As a first step in a bias audit, we recommend converting the AI outcome of interest to a binary or a single numeric outcome. Final decision outcomes are often binary, even if the learning mechanism driving the outcome is unsupervised, generative, or otherwise complex. With deepfake detection, a deepfake is detected or not. For NER, known entities are recognized or not. A binary or numeric outcome allows for the application of traditional measures of practical and statistical significance with clear thresholds.
These metrics focus on outcome differences across demographic groups. For example, comparing the rates at which different race groups are identified in deepfakes or the difference in mean raw output scores for men and women. As for formulas, they have names like standardized mean difference (SMD, Cohen’s d), the adverse impact ratio (AIR) and four-fifth’s rule threshold, and basic statistical hypothesis testing (e.g., t-, x2-, binomial z-, or Fisher’s exact tests). When traditional metrics are aligned to existing laws and regulations, this first pass helps address important legal questions and informs subsequent more sophisticated analyses.
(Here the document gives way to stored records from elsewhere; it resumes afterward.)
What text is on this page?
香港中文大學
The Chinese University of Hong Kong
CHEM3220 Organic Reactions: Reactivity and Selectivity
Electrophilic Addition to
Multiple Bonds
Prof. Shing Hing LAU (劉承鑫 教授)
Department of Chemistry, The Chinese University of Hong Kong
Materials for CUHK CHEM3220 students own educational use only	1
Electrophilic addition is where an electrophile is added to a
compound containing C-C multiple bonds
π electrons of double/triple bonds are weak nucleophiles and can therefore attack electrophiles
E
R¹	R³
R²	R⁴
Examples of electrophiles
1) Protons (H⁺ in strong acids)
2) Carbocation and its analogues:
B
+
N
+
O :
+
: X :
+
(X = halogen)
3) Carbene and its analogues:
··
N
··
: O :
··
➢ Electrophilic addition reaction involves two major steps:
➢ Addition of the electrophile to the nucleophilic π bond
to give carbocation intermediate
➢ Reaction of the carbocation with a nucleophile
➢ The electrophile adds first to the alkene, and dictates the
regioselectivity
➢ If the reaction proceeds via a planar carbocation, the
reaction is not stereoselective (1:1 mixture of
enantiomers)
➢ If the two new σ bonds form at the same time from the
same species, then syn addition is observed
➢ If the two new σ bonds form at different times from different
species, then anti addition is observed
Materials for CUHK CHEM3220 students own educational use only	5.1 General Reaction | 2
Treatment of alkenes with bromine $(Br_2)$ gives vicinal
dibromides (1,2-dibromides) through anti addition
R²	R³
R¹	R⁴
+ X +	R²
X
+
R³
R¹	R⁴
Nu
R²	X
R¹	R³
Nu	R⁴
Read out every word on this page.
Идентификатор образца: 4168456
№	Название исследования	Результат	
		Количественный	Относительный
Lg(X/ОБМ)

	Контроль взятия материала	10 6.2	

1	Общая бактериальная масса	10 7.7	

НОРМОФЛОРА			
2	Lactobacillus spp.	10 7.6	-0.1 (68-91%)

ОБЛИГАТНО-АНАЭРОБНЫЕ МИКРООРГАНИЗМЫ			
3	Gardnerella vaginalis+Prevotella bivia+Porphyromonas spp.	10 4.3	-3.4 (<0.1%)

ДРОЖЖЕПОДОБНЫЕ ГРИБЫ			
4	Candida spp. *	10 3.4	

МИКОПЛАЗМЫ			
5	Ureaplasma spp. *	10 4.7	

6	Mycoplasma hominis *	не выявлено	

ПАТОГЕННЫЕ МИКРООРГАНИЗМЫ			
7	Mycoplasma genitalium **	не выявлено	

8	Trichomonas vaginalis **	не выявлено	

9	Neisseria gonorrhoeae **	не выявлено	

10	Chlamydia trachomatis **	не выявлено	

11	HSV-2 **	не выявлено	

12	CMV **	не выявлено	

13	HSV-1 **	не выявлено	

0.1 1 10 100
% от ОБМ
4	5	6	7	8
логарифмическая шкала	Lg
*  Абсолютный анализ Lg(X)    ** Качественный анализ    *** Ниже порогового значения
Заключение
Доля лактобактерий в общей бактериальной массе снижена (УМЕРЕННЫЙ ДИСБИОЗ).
What to Expect Next in AI Audit and Risk Management?
Many emerging municipal, state, federal, and international data privacy and AI laws are incorporating audits or related requirements. Authoritative standards and frameworks are also becoming more concrete. Regulators are taking notice of AI incidents, with the FTC “disgorging” three algorithms in three years. If today’s AI is as powerful as many claim, none of this should come as a surprise. Regulation and oversight is commonplace for other powerful technologies like aviation or nuclear power. If AI is truly the next big transformative technology, get used to audits and other risk management controls for AI systems.
Disclaimer: I am a co-author of that document.